The arbitration scheme of a memory access arbiter unit may be either fixed or adaptive. In a fixed arbitration scheme the memory access priorities are not changed after they are assigned to each module. For example, in most types of fixed arbitration schemes the highest memory access priority is assigned to the central processing unit (CPU) module. Lower memory access priorities are then assigned to other modules of the computer system. Whenever the memory controller simultaneously receives two or more memory access requests the memory controller simply grants access to the module with the highest memory access priority.
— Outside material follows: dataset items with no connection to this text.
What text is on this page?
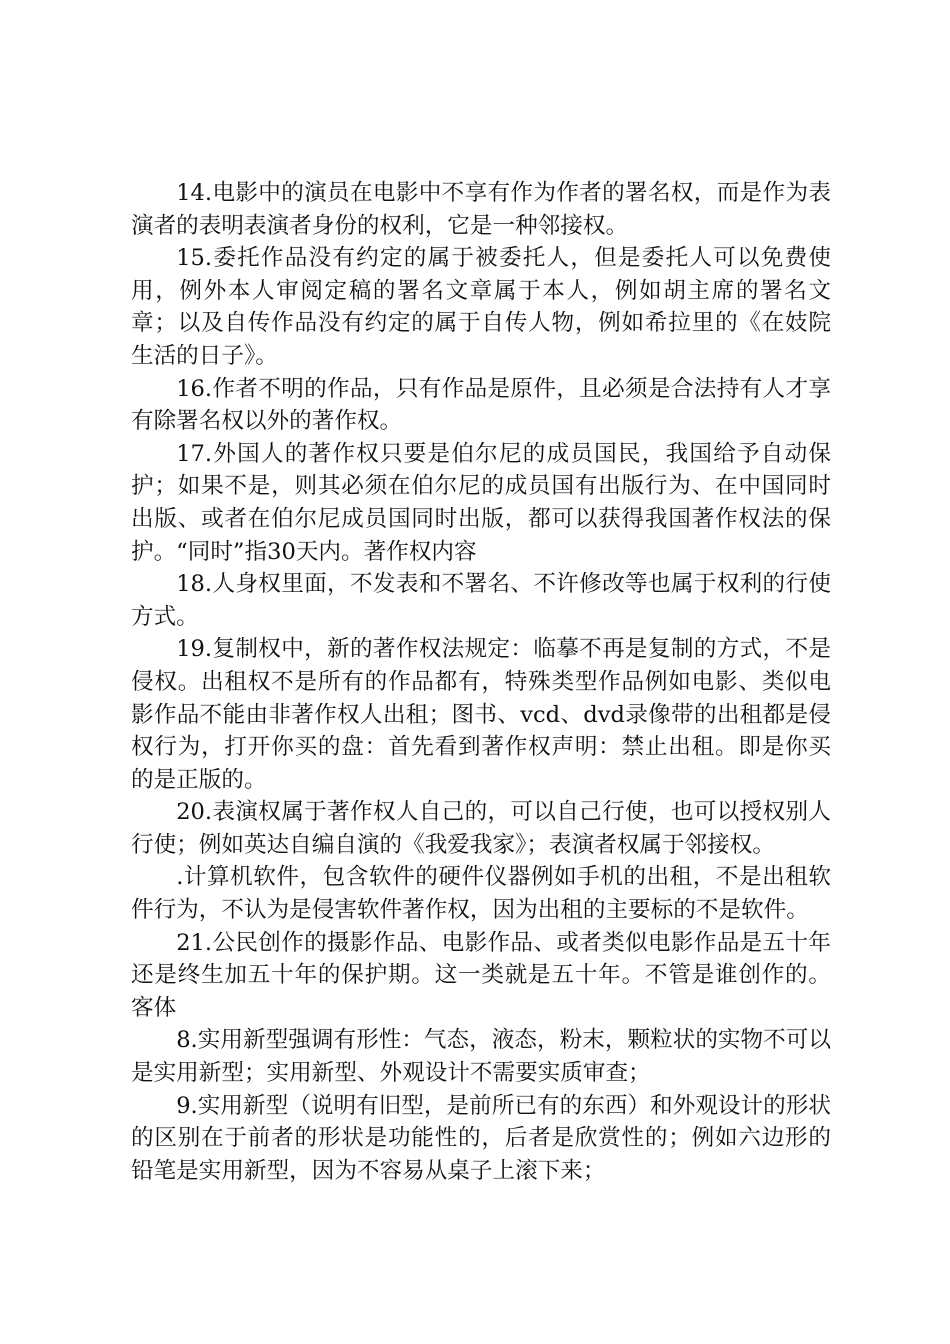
14.电影中的演员在电影中不享有作为作者的署名权，而是作为表演者的表明表演者身份的权利，它是一种邻接权。

15.委托作品没有约定的属于被委托人，但是委托人可以免费使用，例外本人审阅定稿的署名文章属于本人，例如胡主席的署名文章；以及自传作品没有约定的属于自传人物，例如希拉里的《在妓院生活的日子》。

16.作者不明的作品，只有作品是原件，且必须是合法持有人才享有除署名权以外的著作权。

17.外国人的著作权只要是伯尔尼的成员国民，我国给予自动保护；如果不是，则其必须在伯尔尼的成员国有出版行为、在中国同时出版、或者在伯尔尼成员国同时出版，都可以获得我国著作权法的保护。“同时”指30天内。著作权内容

18.人身权里面，不发表和不署名、不许修改等也属于权利的行使方式。

19.复制权中，新的著作权法规定：临摹不再是复制的方式，不是侵权。出租权不是所有的作品都有，特殊类型作品例如电影、类似电影作品不能由非著作权人出租；图书、vcd、dvd录像带的出租都是侵权行为，打开你买的盘：首先看到著作权声明：禁止出租。即是你买的是正版的。

20.表演权属于著作权人自己的，可以自己行使，也可以授权别人行使；例如英达自编自演的《我爱我家》；表演者权属于邻接权。

.计算机软件，包含软件的硬件仪器例如手机的出租，不是出租软件行为，不认为是侵害软件著作权，因为出租的主要标的不是软件。

21.公民创作的摄影作品、电影作品、或者类似电影作品是五十年还是终生加五十年的保护期。这一类就是五十年。不管是谁创作的。客体

8.实用新型强调有形性：气态，液态，粉末，颗粒状的实物不可以是实用新型；实用新型、外观设计不需要实质审查；

9.实用新型（说明有旧型，是前所已有的东西）和外观设计的形状的区别在于前者的形状是功能性的，后者是欣赏性的；例如六边形的铅笔是实用新型，因为不容易从桌子上滚下来；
The memory access priorities remain fixed for each module.
In an adaptive arbitration scheme the memory access priorities may be changed after they are assigned to each module. An example of an adaptive arbitration scheme is set forth in U.S. Pat. No. 6,286,083. In an adaptive arbitration scheme, memory access requests that are refused service are adaptively assigned progressively higher priority rankings until they are granted service. As in the case of a fixed arbitration scheme, whenever the memory controller simultaneously receives two or more memory access requests the memory controller simply grants access to the module with the highest memory access priority. But in an adaptive arbitration scheme, the memory access priorities do not remain fixed for each module.
A system-on-a-chip device comprises a plurality of individual data streams to and from the individual modules of the device. There is therefore a need to provide an acceptable level of memory access latency. One contributor to variable memory access latency is caused by the execution of memory refresh requests. When a typical prior art memory controller receives a memory refresh request, the memory controller immediately executes the memory refresh request. The memory controller suspends the execution of all other memory transactions while the memory refresh request is being processed. The suspension of all other memory transactions causes unexpected delays and causes increased memory access latency.
Therefore, there is a need in the art for an apparatus and method that is capable of scheduling the execution of memory refresh requests to minimize memory access latency. In particular, there is a need in the art for improved system-on-a-chip (SOC) devices and other large-scale integrated circuits that have a memory controller that is capable of scheduling the execution of memory refresh requests to minimize memory access latency.